MÉFIANCE
Penser par soi-même est difficile parce que nous manquons de confiance en notre propre capacité à produire des idées intéressantes. Nous nous comparons en permanence avec des personnes dont nous pensons qu'elles sont brillantes, qu'elles ont réfléchi à ces sujets et nous préférons nous mettre sous leur bannière sécurisante, garantie d'intelligence et protection contre le soupçon de stupidité. Mais ce n'est pas parce que nos idées sont banales qu'elles ne sont pas intéressantes et profondes.

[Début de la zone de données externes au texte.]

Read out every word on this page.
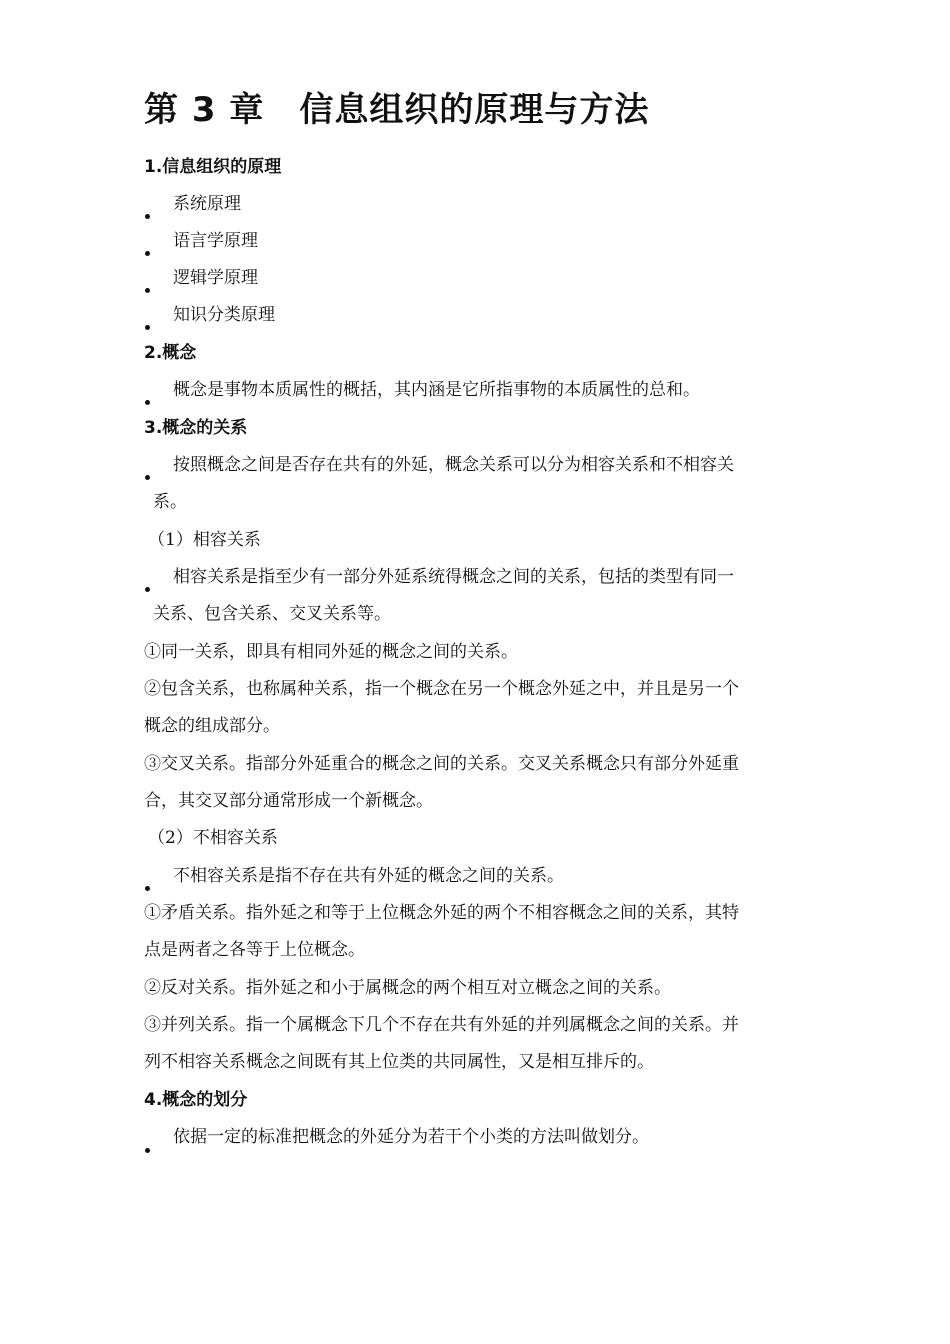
第 3 章　信息组织的原理与方法
1.信息组织的原理
系统原理
语言学原理
逻辑学原理
知识分类原理
2.概念
概念是事物本质属性的概括，其内涵是它所指事物的本质属性的总和。
3.概念的关系
按照概念之间是否存在共有的外延，概念关系可以分为相容关系和不相容关
系。
（1）相容关系
相容关系是指至少有一部分外延系统得概念之间的关系，包括的类型有同一
关系、包含关系、交叉关系等。
①同一关系，即具有相同外延的概念之间的关系。
②包含关系，也称属种关系，指一个概念在另一个概念外延之中，并且是另一个
概念的组成部分。
③交叉关系。指部分外延重合的概念之间的关系。交叉关系概念只有部分外延重
合，其交叉部分通常形成一个新概念。
（2）不相容关系
不相容关系是指不存在共有外延的概念之间的关系。
①矛盾关系。指外延之和等于上位概念外延的两个不相容概念之间的关系，其特
点是两者之各等于上位概念。
②反对关系。指外延之和小于属概念的两个相互对立概念之间的关系。
③并列关系。指一个属概念下几个不存在共有外延的并列属概念之间的关系。并
列不相容关系概念之间既有其上位类的共同属性，又是相互排斥的。
4.概念的划分
依据一定的标准把概念的外延分为若干个小类的方法叫做划分。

Et si elles sont superficielles alors nous pourrons les approfondir en les questionnant plus en avant, en les réfutant nous-mêmes ou en nous faisant réfuter par un "partenaire de réflexion", comme il est toujours plus difficile de trouver en soi l'altérité alors qu'autrui nous la "fournit" naturellement.
IMPATIENCE
Qu'on se rassure, tous les êtres humains sont faits pour penser
C'est difficile également parce que cela met notre patience à rude épreuve : si, dès que nous produisons une idée, à l'écrit par exemple, nous la rejetons et la critiquons parce que nous la trouvons stupide, pauvre ou banale, nous n'arriverons jamais à rien produire et abandonnerons bien vite l'expérience, ce qui renforcera notre sentiment de ne "pas être fait pour cela". Qu'on se rassure, tous les êtres humains sont faits pour penser. Il est donc nécessaire, comme nous le ferions pour un enfant que nous voudrions encourager dans une nouvelle activité, de suspendre momentanément notre crainte de nous engager et de nous faire "juger" et de dire ce que nous avons à dire, même d'ailleurs si nous n'avons rien à dire, de le dire quand même. Au commencement était le Verbe comme dit la Bible. Cela nous entraîne par conséquent à nous arracher à nous-même et à avoir un regard critique mais bienveillant. Ne pas supprimer ce que nous avons écrit, ne pas corriger mais le questionner, le réfuter, le développer, le compléter ou éventuellement l'amputer pour ne se concentrer que sur la partie saine de "l'idée organisme".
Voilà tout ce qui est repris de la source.